Elsewhere, the mood was sober with emerging European equities .MIEE00000PUS down over 1 percent.

Hopes of a global economic recovery drove markets higher for nine weeks in a row but last week's first-quarter economic data from eastern and central Europe have tempered expectations.

"We don't have a lot of data (this week so) there also may be a lot of indigestion about," said Nigel Rendell, emerging markets strategist at Royal Bank of Canada.

"The markets are now obviously a little bit more expensive than March."

What little data that was seen early in the day proved fairly downbeat.

Russian industrial output fell by a record 16.9 percent in April, larger than consensus forecasts, helping to fuel a sell-off triggered off by weakening oil prices.

Shares on the country's dollar-denominated RTS Index and the rouble-denominated index , which scaled seven-month highs last week, were down some 2 percent.
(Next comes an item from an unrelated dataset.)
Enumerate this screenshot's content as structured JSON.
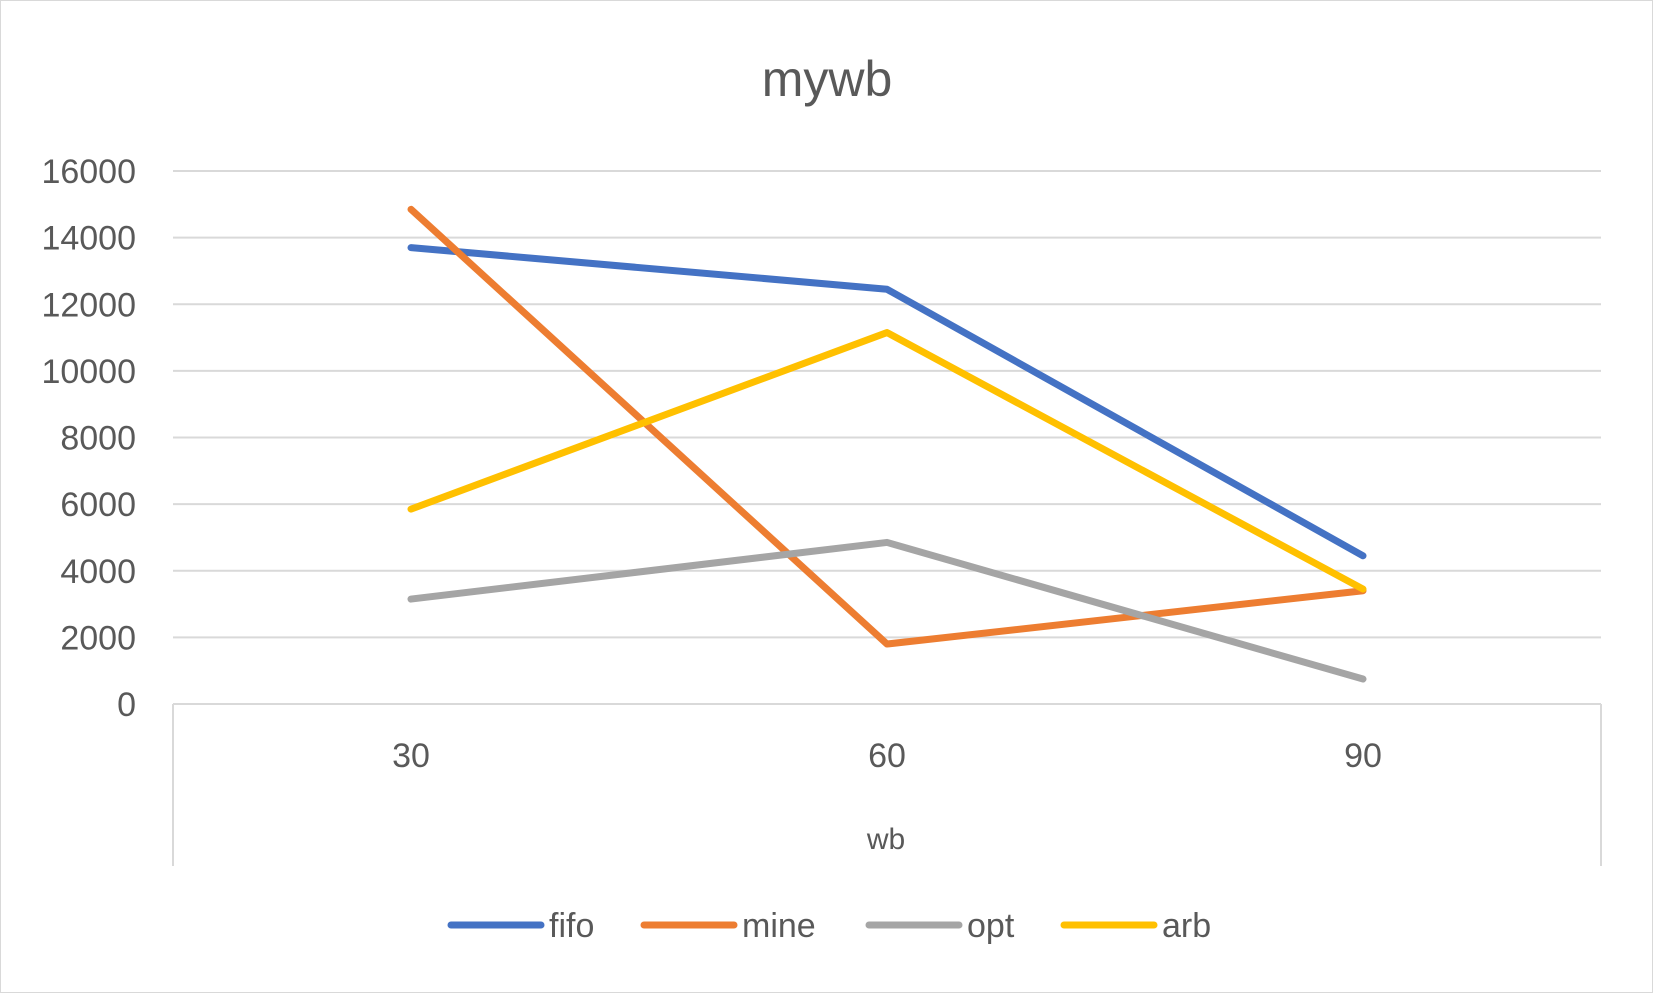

The rouble held firm against its euro-dollar basket after recent gains that saw the unit rise to fresh four-month highs against the greenback despite recent interest rate cuts.

"We retain our generally negative rouble outlook as we believe current optimism is overdone and that politically further strength is not welcome. Note that import substitution has become a key part of the government's approach to the crisis and a stronger currency (which makes imports cheaper) is detrimental to this policy," Beat Siegenthaler, TD Securities chief emerging markets strategist, said in a client note.

Meanwhile, emerging sovereign debt prices remain under pressure from the recent slew of new issues, sinking after recovering to early October levels.

Last week, Slovakia secured 2 billion euros with a bond issue that was twice the size originally envisaged.

JPMorgan's Emerging Markets Bond Index 11EMJ was 3 basis points higher to trade at 503 bps above U.S. Treasuries.